I know this was all beyond my control, I know I could never compete with Eric. But I just wish something more could have happened. I wish Charles would call me and say ‘I screwed up, Eric and I are better as just friends. I care about you more’.

Since Friday I’ve just been randomly breaking down crying. I hate this feeling, I hate that I get so attached so quickly. But it’s just that when I make a connection, I make a strong connection.

I know I’ll get over it, I know I’ll be fine. I know I’m a strong man. I know I’m an amazing catch of a husband. But I’m still sad, I’m still sick of the rejections. I’m still sad that after all the trying after everything I’ve done. I can’t get anyone to love me for me. I can’t get anyone to reciprocate those feelings I have.

In other news…

I texted Darin, we last spoke in June 2020: “Darin, I know it’s been a while since we talked and we didn’t depart on very friendly terms. I just wanted to apologize and say I’m sorry for the way I treated you the last few times we hung out. I didn’t treat you with the love and respect that I have for you. I’ve cared about you as a great friend all these years and I didn’t mean to hurt you. Hope all is well with you. With love, Chris. ”

His reply: “I appreciate the message. The way you behaved the last two times we hung out were unacceptable and I’m glad that we had some distance. I hope you’ve sorted out some things since then.”

So clearly he’s not ready to move on or mend bridges. I was falling for him back then, AGAIN, and I was very mean to him. It was the only way I could protect myself at the time.

I reached out to this guy James. Gym Husband had introduced me to him a while ago but we never met because he lives in San Jose and I was in Vallejo, he was one of the many people who said “too far”. So I told him I’m in oakland now and asked if he would be up for meeting. His reply: “Maybe”. WTF is maybe.

I’m also feeling pretty down about “friends”. I have these friends Mark, Brian, Jonathan, Mike, etc. These are people that I hang out with relatively frequently. I always think we have fun when we hang out. These are all “friends” not your typical gay “we’re friends but we fucked previously”. But what frustrates me is that I am always the one who initiates the hang out. They are always out doing stuff but I never get the invite. I don’t understand why.

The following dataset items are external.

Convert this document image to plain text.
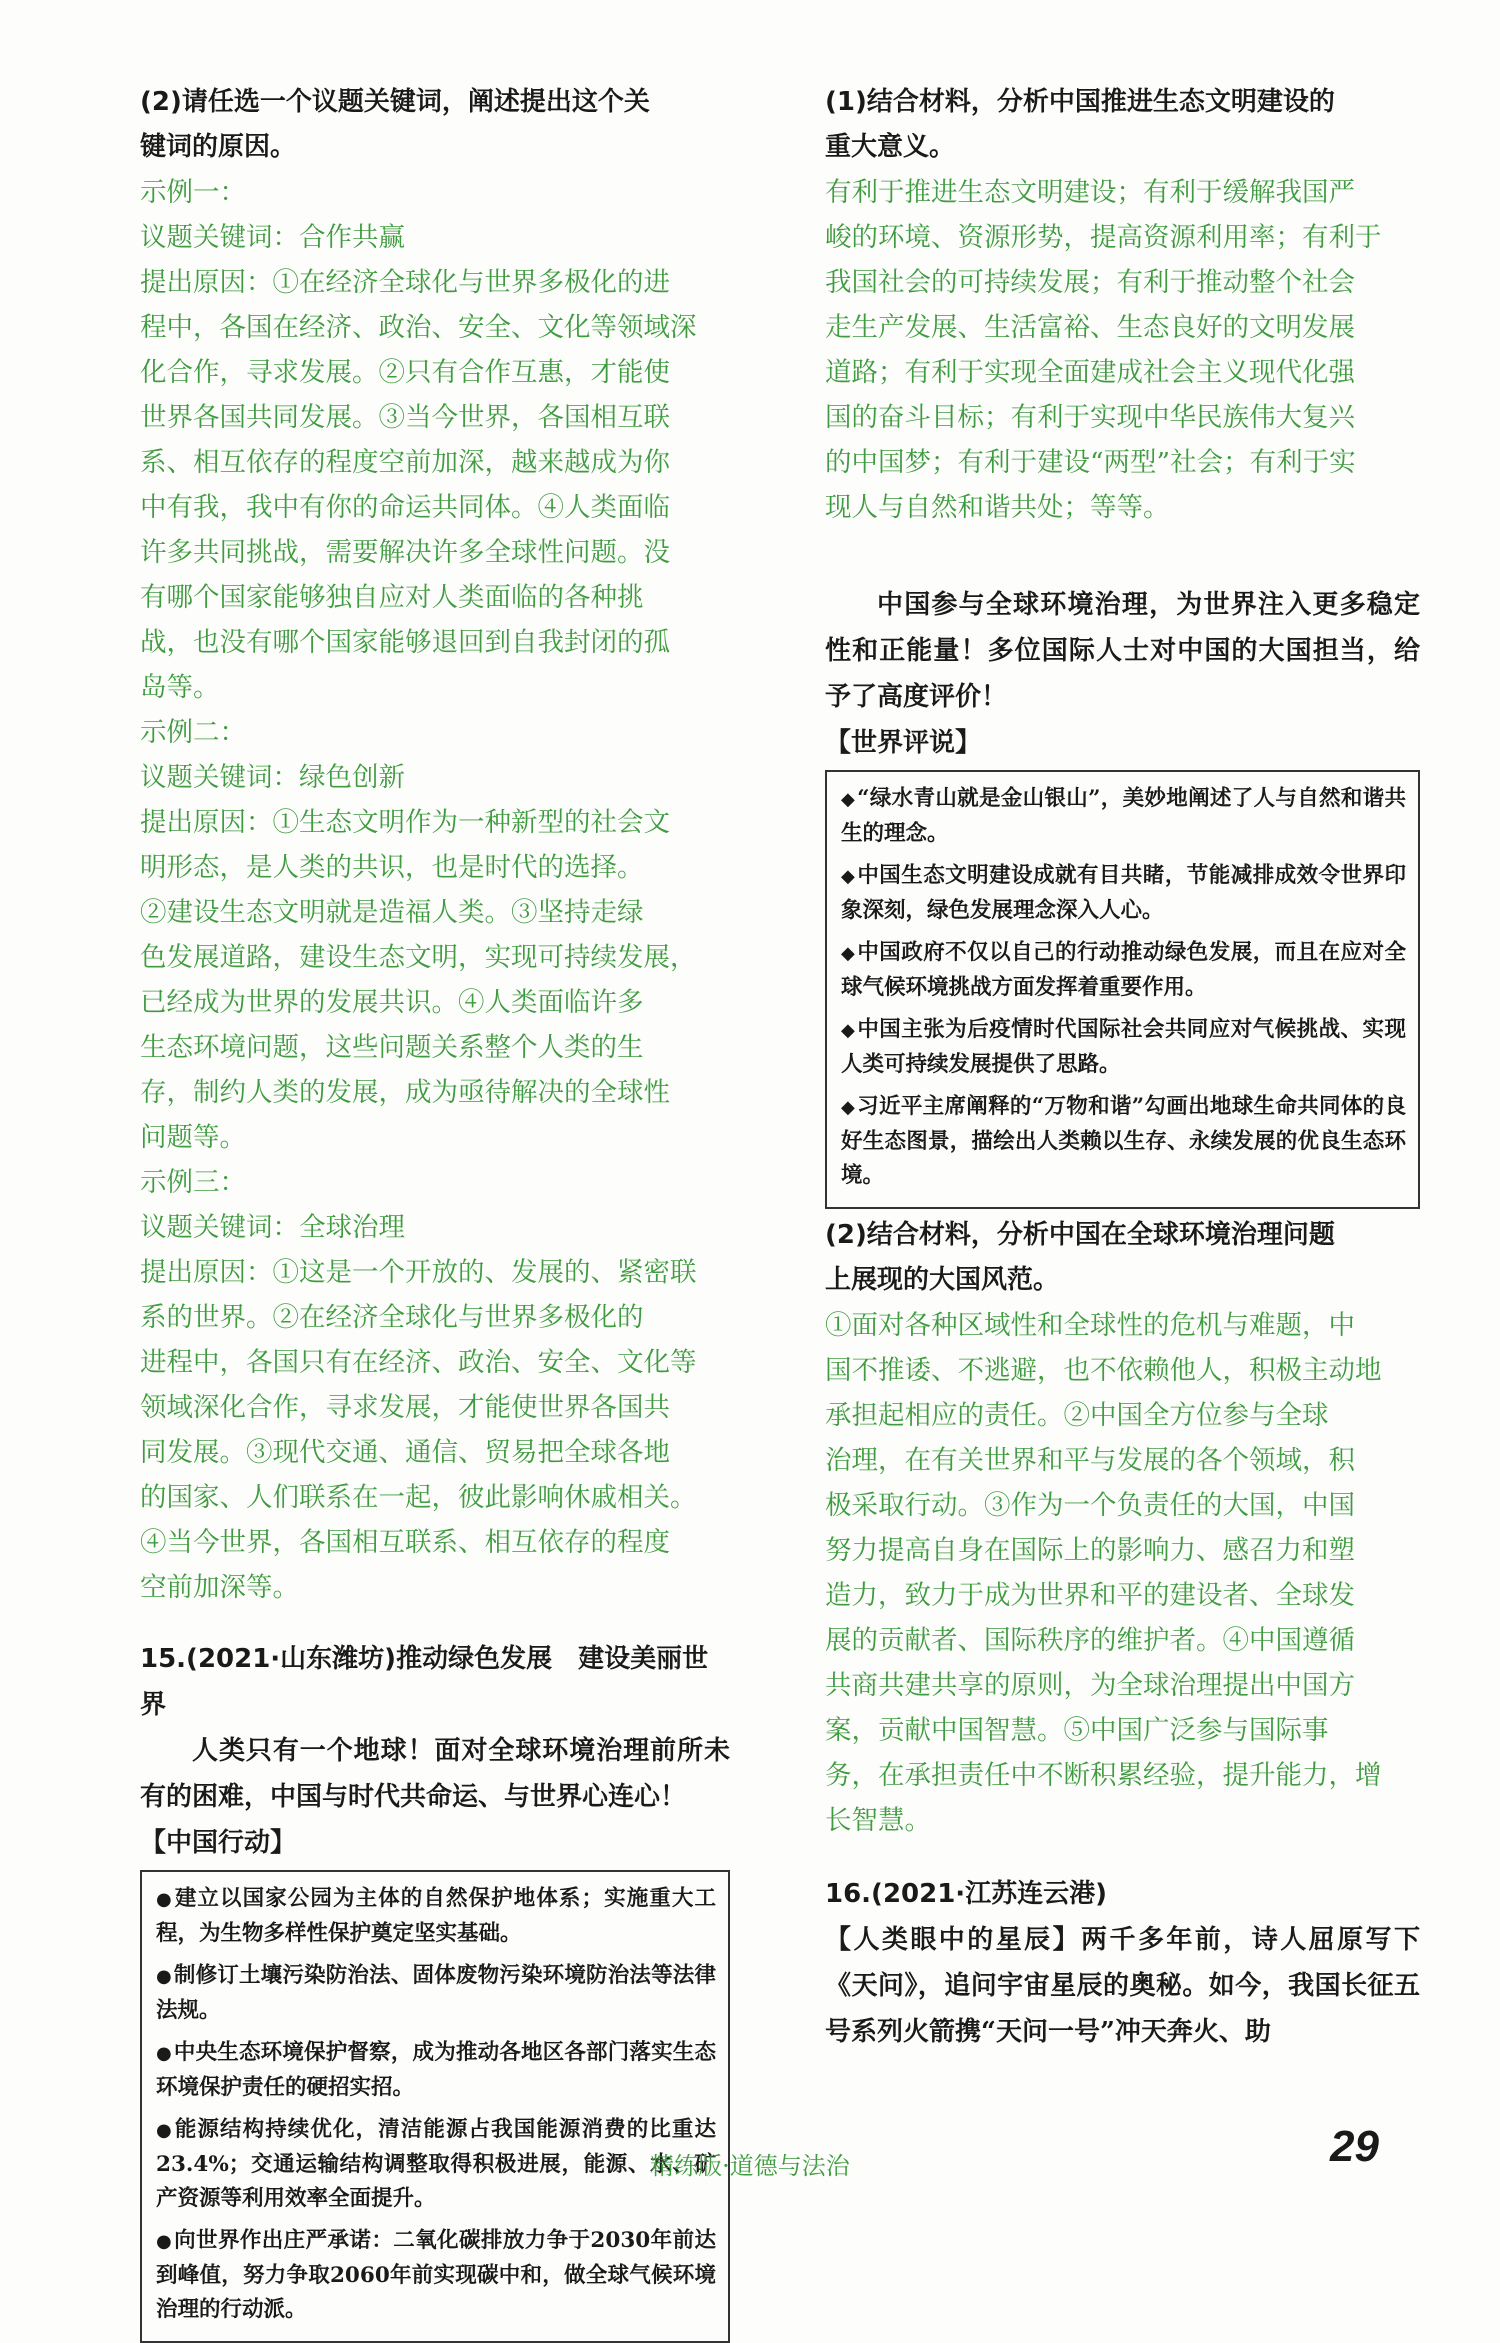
(2)请任选一个议题关键词，阐述提出这个关

键词的原因。

示例一：
议题关键词：合作共赢
提出原因：①在经济全球化与世界多极化的进
程中，各国在经济、政治、安全、文化等领域深
化合作，寻求发展。②只有合作互惠，才能使
世界各国共同发展。③当今世界，各国相互联
系、相互依存的程度空前加深，越来越成为你
中有我，我中有你的命运共同体。④人类面临
许多共同挑战，需要解决许多全球性问题。没
有哪个国家能够独自应对人类面临的各种挑
战，也没有哪个国家能够退回到自我封闭的孤
岛等。
示例二：
议题关键词：绿色创新
提出原因：①生态文明作为一种新型的社会文
明形态，是人类的共识，也是时代的选择。
②建设生态文明就是造福人类。③坚持走绿
色发展道路，建设生态文明，实现可持续发展，
已经成为世界的发展共识。④人类面临许多
生态环境问题，这些问题关系整个人类的生
存，制约人类的发展，成为亟待解决的全球性
问题等。
示例三：
议题关键词：全球治理
提出原因：①这是一个开放的、发展的、紧密联
系的世界。②在经济全球化与世界多极化的
进程中，各国只有在经济、政治、安全、文化等
领域深化合作，寻求发展，才能使世界各国共
同发展。③现代交通、通信、贸易把全球各地
的国家、人们联系在一起，彼此影响休戚相关。
④当今世界，各国相互联系、相互依存的程度
空前加深等。

15.(2021·山东潍坊)推动绿色发展　建设美丽世界

人类只有一个地球！面对全球环境治理前所未有的困难，中国与时代共命运、与世界心连心！

【中国行动】

●建立以国家公园为主体的自然保护地体系；实施重大工程，为生物多样性保护奠定坚实基础。

●制修订土壤污染防治法、固体废物污染环境防治法等法律法规。

●中央生态环境保护督察，成为推动各地区各部门落实生态环境保护责任的硬招实招。

●能源结构持续优化，清洁能源占我国能源消费的比重达23.4%；交通运输结构调整取得积极进展，能源、水、矿产资源等利用效率全面提升。

●向世界作出庄严承诺：二氧化碳排放力争于2030年前达到峰值，努力争取2060年前实现碳中和，做全球气候环境治理的行动派。

(1)结合材料，分析中国推进生态文明建设的

重大意义。

有利于推进生态文明建设；有利于缓解我国严
峻的环境、资源形势，提高资源利用率；有利于
我国社会的可持续发展；有利于推动整个社会
走生产发展、生活富裕、生态良好的文明发展
道路；有利于实现全面建成社会主义现代化强
国的奋斗目标；有利于实现中华民族伟大复兴
的中国梦；有利于建设“两型”社会；有利于实
现人与自然和谐共处；等等。

中国参与全球环境治理，为世界注入更多稳定性和正能量！多位国际人士对中国的大国担当，给予了高度评价！

【世界评说】

◆“绿水青山就是金山银山”，美妙地阐述了人与自然和谐共生的理念。

◆中国生态文明建设成就有目共睹，节能减排成效令世界印象深刻，绿色发展理念深入人心。

◆中国政府不仅以自己的行动推动绿色发展，而且在应对全球气候环境挑战方面发挥着重要作用。

◆中国主张为后疫情时代国际社会共同应对气候挑战、实现人类可持续发展提供了思路。

◆习近平主席阐释的“万物和谐”勾画出地球生命共同体的良好生态图景，描绘出人类赖以生存、永续发展的优良生态环境。

(2)结合材料，分析中国在全球环境治理问题

上展现的大国风范。

①面对各种区域性和全球性的危机与难题，中
国不推诿、不逃避，也不依赖他人，积极主动地
承担起相应的责任。②中国全方位参与全球
治理，在有关世界和平与发展的各个领域，积
极采取行动。③作为一个负责任的大国，中国
努力提高自身在国际上的影响力、感召力和塑
造力，致力于成为世界和平的建设者、全球发
展的贡献者、国际秩序的维护者。④中国遵循
共商共建共享的原则，为全球治理提出中国方
案，贡献中国智慧。⑤中国广泛参与国际事
务，在承担责任中不断积累经验，提升能力，增
长智慧。

16.(2021·江苏连云港)

【人类眼中的星辰】两千多年前，诗人屈原写下《天问》，追问宇宙星辰的奥秘。如今，我国长征五号系列火箭携“天问一号”冲天奔火、助

精练版·道德与法治	29
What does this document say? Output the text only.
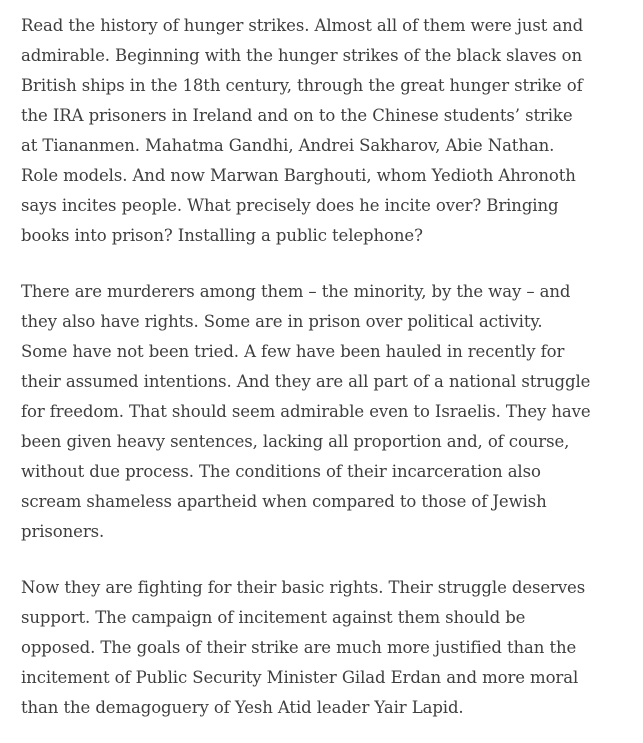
Read the history of hunger strikes. Almost all of them were just and
admirable. Beginning with the hunger strikes of the black slaves on
British ships in the 18th century, through the great hunger strike of
the IRA prisoners in Ireland and on to the Chinese students’ strike
at Tiananmen. Mahatma Gandhi, Andrei Sakharov, Abie Nathan.
Role models. And now Marwan Barghouti, whom Yedioth Ahronoth
says incites people. What precisely does he incite over? Bringing
books into prison? Installing a public telephone?

There are murderers among them – the minority, by the way – and
they also have rights. Some are in prison over political activity.
Some have not been tried. A few have been hauled in recently for
their assumed intentions. And they are all part of a national struggle
for freedom. That should seem admirable even to Israelis. They have
been given heavy sentences, lacking all proportion and, of course,
without due process. The conditions of their incarceration also
scream shameless apartheid when compared to those of Jewish
prisoners.

Now they are fighting for their basic rights. Their struggle deserves
support. The campaign of incitement against them should be
opposed. The goals of their strike are much more justified than the
incitement of Public Security Minister Gilad Erdan and more moral
than the demagoguery of Yesh Atid leader Yair Lapid.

Derik and I were out at dinner this weekend and this gay couple came in and sat at the table next to us. It was clearly a first date/meeting cause they started out asking “So what do you do for work” type questions. Then they progressed to workout questions and one guy asked “how many pull ups can you do”. He said he could only do 10. Then they started talking about how often they vacuum their apartments. Is this really what dating is about. Ugh.